Aujourd’hui, c’est dimanche. Et que fait Julián Coloquinga le dimanche, pendant que sa femme est au marché ? Dans sa hutte, il n’y a ni radio, ni télé, ni livres, ni journaux. Non, ici, il n’y a pas de journaux. Ce n’est pas forcément lire qui poserait problème. Mais qui les apporterait ? On en trouve sur le marché de Pujili, mais ça n’intéresse pas Julián. Le dimanche, il se repose, explique-t-il. Il reste allongé dans sa hutte. Il boit un petit verre d’alcool de canne à sucre qu’il conserve dans un bidon bleu. Et les enfants, que font-ils ? Je ne sais pas. Est-ce que nous souhaitons voir l’intérieur de sa hutte ? Bien sûr. Nous entrons et regardons : on ne voit rien. L’obscurité n’est pas du tout la même que dans l’ouest de l’Europe. Elle est totale. Pas la moindre lumière de voiture, pas un lampadaire, pas un néon publicitaire. Rien, juste la nuit, même le jour. L’obscurité de cette hutte, construite il y a quinze ans, n’avait encore jamais été troublée. Jusqu’à ce que le photographe arrive avec sa lampe. Les Indiens et leurs hôtes regardent autour d’eux, intéressés. Elle ressemble donc à ça, cette hutte. Julián reste de marbre ; c’est sans doute exactement ainsi qu’il se l’imaginait. Le photographe éteint. Je me souviens seulement de la paille et des couvertures, et d’une odeur rance, comme si les personnes qui vivaient là se frottaient avec de la graisse – ou en utilisaient pour leurs cheveux, par exemple. Il y a également une forte odeur animale. Dix cobayes se baladent dans la hutte, les autres sont morts. Ici, et en particulier parmi les Indiens, les cobayes constituent un mets délicat : de la viande blanche, un peu comme celle de la volaille, mais avec des os. Ça sent aussi un peu le chien et le chat : dix chiens vivent ici. Des marmites et des poêles noires sont accrochées au mur. Le fond de l’une des poêles est recouvert d’une couche de graisse.
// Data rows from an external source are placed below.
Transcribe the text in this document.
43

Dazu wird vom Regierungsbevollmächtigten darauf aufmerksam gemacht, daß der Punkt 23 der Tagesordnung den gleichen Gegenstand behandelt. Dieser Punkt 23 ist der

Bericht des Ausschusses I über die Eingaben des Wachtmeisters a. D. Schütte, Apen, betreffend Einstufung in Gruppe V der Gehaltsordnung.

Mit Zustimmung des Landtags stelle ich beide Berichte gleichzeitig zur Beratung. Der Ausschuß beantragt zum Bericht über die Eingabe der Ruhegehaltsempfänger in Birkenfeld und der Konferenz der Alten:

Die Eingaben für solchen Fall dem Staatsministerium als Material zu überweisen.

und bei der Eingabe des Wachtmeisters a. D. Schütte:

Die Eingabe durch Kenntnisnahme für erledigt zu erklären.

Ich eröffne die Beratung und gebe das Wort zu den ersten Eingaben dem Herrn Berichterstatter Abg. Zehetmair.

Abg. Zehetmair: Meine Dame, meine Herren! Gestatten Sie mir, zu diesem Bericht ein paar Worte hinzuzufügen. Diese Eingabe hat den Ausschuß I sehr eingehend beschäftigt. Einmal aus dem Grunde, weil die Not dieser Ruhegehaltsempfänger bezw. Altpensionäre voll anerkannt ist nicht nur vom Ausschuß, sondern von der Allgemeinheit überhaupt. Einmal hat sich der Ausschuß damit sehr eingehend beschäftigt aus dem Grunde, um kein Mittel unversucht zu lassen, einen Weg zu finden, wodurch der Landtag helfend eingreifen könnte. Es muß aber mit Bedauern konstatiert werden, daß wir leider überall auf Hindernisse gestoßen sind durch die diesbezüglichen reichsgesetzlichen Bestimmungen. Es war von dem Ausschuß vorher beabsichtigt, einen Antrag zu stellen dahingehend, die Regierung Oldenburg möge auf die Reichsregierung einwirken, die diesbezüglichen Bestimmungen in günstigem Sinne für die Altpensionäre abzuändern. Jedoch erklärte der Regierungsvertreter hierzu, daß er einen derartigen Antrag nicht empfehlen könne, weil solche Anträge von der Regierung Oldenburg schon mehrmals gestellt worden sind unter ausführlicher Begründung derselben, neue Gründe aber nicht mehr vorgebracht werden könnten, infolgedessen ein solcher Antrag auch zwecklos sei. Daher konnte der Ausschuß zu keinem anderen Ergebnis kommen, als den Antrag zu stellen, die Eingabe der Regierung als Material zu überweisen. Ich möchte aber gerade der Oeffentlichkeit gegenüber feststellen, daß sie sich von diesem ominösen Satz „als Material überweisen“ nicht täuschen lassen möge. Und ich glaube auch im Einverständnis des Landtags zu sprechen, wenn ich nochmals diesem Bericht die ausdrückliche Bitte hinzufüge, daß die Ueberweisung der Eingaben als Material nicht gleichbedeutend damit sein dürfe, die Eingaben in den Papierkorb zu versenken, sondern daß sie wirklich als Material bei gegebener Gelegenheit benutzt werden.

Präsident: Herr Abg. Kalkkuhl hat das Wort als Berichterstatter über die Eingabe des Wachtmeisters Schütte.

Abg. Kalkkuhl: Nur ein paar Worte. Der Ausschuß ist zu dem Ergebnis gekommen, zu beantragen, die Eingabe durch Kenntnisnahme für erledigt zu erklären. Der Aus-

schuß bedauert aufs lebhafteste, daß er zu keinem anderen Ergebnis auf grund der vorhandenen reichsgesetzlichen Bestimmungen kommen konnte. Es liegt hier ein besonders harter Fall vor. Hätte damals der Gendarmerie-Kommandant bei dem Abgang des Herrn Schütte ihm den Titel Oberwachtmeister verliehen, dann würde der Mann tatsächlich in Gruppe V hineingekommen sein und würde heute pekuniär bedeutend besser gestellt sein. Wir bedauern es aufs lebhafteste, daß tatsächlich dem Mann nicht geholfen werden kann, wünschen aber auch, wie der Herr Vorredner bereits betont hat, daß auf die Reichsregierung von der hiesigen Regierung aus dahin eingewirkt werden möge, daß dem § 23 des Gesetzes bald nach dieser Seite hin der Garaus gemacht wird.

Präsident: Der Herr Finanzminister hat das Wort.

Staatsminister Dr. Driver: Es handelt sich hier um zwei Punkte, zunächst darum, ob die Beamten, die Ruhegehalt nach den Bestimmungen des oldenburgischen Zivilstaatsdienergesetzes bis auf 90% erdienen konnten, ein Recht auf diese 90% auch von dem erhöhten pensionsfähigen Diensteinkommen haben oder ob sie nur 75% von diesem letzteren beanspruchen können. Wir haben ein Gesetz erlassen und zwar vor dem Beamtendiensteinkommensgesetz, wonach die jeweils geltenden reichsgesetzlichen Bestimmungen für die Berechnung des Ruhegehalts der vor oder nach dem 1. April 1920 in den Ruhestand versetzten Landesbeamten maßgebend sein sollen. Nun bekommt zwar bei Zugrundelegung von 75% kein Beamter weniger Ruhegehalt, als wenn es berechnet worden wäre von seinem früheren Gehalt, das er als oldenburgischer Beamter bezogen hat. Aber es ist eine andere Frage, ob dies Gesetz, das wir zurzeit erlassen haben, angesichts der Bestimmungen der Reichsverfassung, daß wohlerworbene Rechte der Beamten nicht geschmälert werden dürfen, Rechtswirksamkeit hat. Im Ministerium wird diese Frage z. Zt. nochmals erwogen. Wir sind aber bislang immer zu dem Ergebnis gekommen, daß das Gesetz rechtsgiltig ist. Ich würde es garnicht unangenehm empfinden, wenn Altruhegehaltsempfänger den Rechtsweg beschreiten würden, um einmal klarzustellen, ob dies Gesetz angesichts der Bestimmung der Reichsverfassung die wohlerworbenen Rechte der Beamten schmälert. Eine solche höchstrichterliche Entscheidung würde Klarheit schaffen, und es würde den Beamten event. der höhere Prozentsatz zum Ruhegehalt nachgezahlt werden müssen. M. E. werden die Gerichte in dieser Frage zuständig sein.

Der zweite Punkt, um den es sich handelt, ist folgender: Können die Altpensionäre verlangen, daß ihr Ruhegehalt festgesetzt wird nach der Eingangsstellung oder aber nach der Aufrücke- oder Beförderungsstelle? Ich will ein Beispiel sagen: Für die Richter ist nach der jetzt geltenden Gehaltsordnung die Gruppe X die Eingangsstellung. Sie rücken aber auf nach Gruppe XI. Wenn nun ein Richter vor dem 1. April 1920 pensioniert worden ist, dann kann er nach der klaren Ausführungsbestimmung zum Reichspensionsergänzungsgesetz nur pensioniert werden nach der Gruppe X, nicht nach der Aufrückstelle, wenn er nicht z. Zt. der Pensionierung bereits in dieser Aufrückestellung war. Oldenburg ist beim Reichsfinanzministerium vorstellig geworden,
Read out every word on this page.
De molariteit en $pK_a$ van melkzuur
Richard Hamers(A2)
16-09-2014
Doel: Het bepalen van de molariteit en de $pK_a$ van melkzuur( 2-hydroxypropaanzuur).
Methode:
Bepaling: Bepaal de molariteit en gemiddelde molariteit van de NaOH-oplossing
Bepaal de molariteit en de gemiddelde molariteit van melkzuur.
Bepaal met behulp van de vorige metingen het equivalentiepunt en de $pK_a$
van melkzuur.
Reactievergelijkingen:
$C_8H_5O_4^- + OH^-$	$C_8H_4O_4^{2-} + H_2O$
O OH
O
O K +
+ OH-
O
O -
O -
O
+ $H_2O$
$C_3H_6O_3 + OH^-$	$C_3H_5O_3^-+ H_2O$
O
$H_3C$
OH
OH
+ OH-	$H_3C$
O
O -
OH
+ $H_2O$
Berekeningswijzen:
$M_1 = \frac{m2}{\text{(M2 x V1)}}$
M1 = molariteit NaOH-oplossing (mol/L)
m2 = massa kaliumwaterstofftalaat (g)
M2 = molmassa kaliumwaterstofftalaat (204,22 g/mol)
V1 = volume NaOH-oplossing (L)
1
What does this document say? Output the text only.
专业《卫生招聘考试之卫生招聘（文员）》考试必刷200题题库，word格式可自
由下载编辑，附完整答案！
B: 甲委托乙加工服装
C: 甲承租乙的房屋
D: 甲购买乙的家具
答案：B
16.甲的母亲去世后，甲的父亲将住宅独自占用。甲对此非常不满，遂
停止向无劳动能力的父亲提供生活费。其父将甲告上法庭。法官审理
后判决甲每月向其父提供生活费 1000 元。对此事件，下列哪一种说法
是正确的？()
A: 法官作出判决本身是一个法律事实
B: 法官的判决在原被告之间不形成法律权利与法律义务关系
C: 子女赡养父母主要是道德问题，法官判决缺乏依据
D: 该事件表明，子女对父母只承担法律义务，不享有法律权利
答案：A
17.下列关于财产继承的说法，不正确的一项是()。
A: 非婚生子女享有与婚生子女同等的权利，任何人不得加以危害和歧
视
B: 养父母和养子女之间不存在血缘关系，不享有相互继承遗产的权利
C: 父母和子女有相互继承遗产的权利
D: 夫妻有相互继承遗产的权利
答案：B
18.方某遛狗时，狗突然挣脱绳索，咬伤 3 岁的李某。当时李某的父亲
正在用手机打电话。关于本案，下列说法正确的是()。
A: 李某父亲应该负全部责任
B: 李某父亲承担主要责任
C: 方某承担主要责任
Lorsque la cuisinière à gaz est allumée, l’épouse de Julián voit un peu mieux ce qu’elle est en train de faire. Ses parents aussi ont habité ici. Et avant ? Elle ne répond pas. María s’est mariée parce qu’elle est tombée enceinte. Le père, Baltazar, est l’un des fils des voisins. Les oreilles de María deviennent écarlates lorsque le sujet est abordé. Les voisins, cela veut juste dire que l’on peut voir leur maison d’ici. María et Baltazar vont ensemble à l’école, il faut marcher longtemps pour y parvenir, deux bonnes heures. Ils sont à l’école de 8 heures à 17 heures. María doit donc se lever à 4 heures. Nous parlons à peine de Baltazar. Mais le voici qui arrive : il a les mains dans les poches et porte une veste épaisse. Son chapeau de velours, incliné sur la tête, lui donne un air effronté. Non, ils ne peuvent pas prendre le bus pour aller à l’école. Le trajet coûte trop cher, l’équivalent de 30 centimes d’euro. La population de l’Equateur est pauvre, surtout les Noirs et les Indiens. Sur les 4, 5 millions d’Indiens que compte le pays, 1,5 million vivent dans les montagnes, les autres dans les bidonvilles qui entourent la capitale, Quito, et Guayaquil. Ce sont les Incas qui sont venus les premiers. Ils ont tout détruit et ont assassiné les Indiens qui peuplaient alors le pays. Peu après sont arrivés les Espagnols. Ils ont aussi tout saccagé et ont assassiné les Incas. Depuis cette époque, les Indiens forment les couches les plus pauvres de la société équatorienne. Ceux qui vivent dans la forêt pluviale sont menacés par la surexploitation du bois, ceux qui vivent dans la forêt primaire par les activités d’exploitation pétrolière que mènent les Etats-Unis. Dans ces régions, des enfants naissent handicapés parce que les Etats-Unis ne respectent pas les clauses des contrats sur la protection de l’environnement. Les Indiens de la forêt pluviale sont tellement révoltés qu’il y a quelques semaines ils ont assassiné deux gringos [nom péjoratif donné aux Américains dans tout le continent latino-américain] qui coupaient des arbres. Ils les ont tués comme l’auraient fait leurs ancêtres, avec des flèches empoisonnées.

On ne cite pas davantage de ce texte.